Già presente nelle linee guida dell'OMS (2024), la sostanza era
già inserita nell'elenco delle "molecole essenziali" nel 2025,
ed è in utilizzo in diversi paesi europei. La citisina agisce
sugli stessi recettori attivati dalla nicotina, attenua i
sintomi dell'astinenza prodotti dalla sospensione del fumo di
nicotina, e bloccando i recettori presenti nel nostro cervello,
riduce tutti i sintomi che si presentano nelle fasi di astinenza
da nicotina (irritabilità, disforia, insonnia, ansia).

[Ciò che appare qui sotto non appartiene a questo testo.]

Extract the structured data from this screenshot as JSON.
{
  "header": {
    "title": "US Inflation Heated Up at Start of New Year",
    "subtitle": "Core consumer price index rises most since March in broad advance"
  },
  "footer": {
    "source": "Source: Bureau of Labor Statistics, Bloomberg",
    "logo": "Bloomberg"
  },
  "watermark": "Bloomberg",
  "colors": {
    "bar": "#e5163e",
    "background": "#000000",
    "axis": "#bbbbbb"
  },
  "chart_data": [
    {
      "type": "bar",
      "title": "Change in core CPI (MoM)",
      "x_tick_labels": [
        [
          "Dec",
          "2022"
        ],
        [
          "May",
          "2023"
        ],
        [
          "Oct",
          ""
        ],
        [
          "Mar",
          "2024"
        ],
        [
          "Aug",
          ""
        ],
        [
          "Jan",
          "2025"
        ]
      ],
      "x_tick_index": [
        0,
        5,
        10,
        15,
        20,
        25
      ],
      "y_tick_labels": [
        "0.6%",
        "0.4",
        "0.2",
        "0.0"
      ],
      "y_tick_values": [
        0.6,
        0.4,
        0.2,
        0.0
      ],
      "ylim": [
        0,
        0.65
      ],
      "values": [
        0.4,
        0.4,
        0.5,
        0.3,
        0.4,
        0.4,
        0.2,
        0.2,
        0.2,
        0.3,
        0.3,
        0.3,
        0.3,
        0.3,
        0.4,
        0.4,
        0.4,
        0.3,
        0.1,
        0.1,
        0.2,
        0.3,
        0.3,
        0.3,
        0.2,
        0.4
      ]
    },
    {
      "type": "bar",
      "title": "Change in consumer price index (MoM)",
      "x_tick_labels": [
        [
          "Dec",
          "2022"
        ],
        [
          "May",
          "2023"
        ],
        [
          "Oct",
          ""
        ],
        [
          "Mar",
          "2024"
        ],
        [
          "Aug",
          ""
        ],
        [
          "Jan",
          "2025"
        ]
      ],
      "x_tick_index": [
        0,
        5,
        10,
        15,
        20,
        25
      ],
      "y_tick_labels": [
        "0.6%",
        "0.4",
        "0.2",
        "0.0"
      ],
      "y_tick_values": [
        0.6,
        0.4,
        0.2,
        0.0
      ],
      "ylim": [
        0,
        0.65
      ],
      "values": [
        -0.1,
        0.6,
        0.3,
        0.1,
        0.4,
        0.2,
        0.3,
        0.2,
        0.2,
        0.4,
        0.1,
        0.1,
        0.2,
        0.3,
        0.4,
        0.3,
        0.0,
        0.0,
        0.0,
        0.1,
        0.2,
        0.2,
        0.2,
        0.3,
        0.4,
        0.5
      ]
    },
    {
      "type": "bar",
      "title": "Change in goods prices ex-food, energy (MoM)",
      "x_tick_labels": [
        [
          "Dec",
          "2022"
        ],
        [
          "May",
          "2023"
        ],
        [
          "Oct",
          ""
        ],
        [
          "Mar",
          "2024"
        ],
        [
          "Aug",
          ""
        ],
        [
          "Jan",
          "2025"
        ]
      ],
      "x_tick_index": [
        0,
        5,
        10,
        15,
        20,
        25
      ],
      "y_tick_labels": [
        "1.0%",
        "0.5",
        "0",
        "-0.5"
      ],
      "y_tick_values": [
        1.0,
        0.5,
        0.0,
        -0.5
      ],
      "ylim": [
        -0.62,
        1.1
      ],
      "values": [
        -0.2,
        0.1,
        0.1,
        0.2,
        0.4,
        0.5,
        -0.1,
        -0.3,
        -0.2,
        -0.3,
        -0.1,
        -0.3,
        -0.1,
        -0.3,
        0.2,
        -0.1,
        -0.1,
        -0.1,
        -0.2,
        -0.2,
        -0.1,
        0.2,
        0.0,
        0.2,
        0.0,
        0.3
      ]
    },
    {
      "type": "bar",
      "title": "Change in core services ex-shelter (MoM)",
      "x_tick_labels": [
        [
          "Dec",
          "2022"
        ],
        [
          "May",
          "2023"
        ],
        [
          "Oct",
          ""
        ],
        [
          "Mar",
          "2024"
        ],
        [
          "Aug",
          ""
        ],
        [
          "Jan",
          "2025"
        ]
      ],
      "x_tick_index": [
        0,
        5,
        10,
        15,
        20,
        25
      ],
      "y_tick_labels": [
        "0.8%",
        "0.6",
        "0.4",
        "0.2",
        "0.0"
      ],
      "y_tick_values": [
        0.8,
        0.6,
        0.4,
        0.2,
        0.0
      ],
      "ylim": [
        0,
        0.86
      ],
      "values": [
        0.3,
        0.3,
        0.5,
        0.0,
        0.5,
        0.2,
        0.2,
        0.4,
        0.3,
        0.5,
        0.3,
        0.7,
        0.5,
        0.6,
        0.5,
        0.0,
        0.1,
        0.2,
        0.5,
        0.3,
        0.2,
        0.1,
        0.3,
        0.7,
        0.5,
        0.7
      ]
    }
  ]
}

Se il farmaco è stato riconosciuto come uno strumento valido
per aiutare i 12 milioni e mezzo di fumatori italiani a
smettere, è però necessario che il paziente (soprattutto se si
tratta di un forte fumatore) venga sostenuto da un centro
specializzato. La citisina viene somministrata per via orale per
25 giorni, con una riduzione progressiva della posologia.
Claudio Leonardi, Presidente della SIPAD, la Società Italiana
Patologie da Dipendenza spiega che la cessazione completa del
consumo di tabacco dovrebbe avvenire entro il quinto giorno
dall'inizio del trattamento. Ma per oltre la metà dei pazienti
potrebbe essere necessario un secondo ciclo.
"E' un'opzione terapeutica di prima linea" sottolinea il Fabio
Beatrice, Primario Emerito dell'Ospedale San Giovanni Bosco di
Torino e Direttore Scientifico del MOHRE, l'Osservatorio per
riduzione del danno "e considerando la trasversalità dei danni
da fumo, il suo impiego deve avvenire attraverso la prescrizione
dei medici di medicina generale, pneumologi, oncologi e
cardiologi territoriali, dei professionisti dei SerD".
Il disturbo da uso di tabacco è responsabile di oltre 90.000
morti ogni anno in Italia e i costi sanitari diretti e indiretti
superano i 26 miliardi di euro l'anno.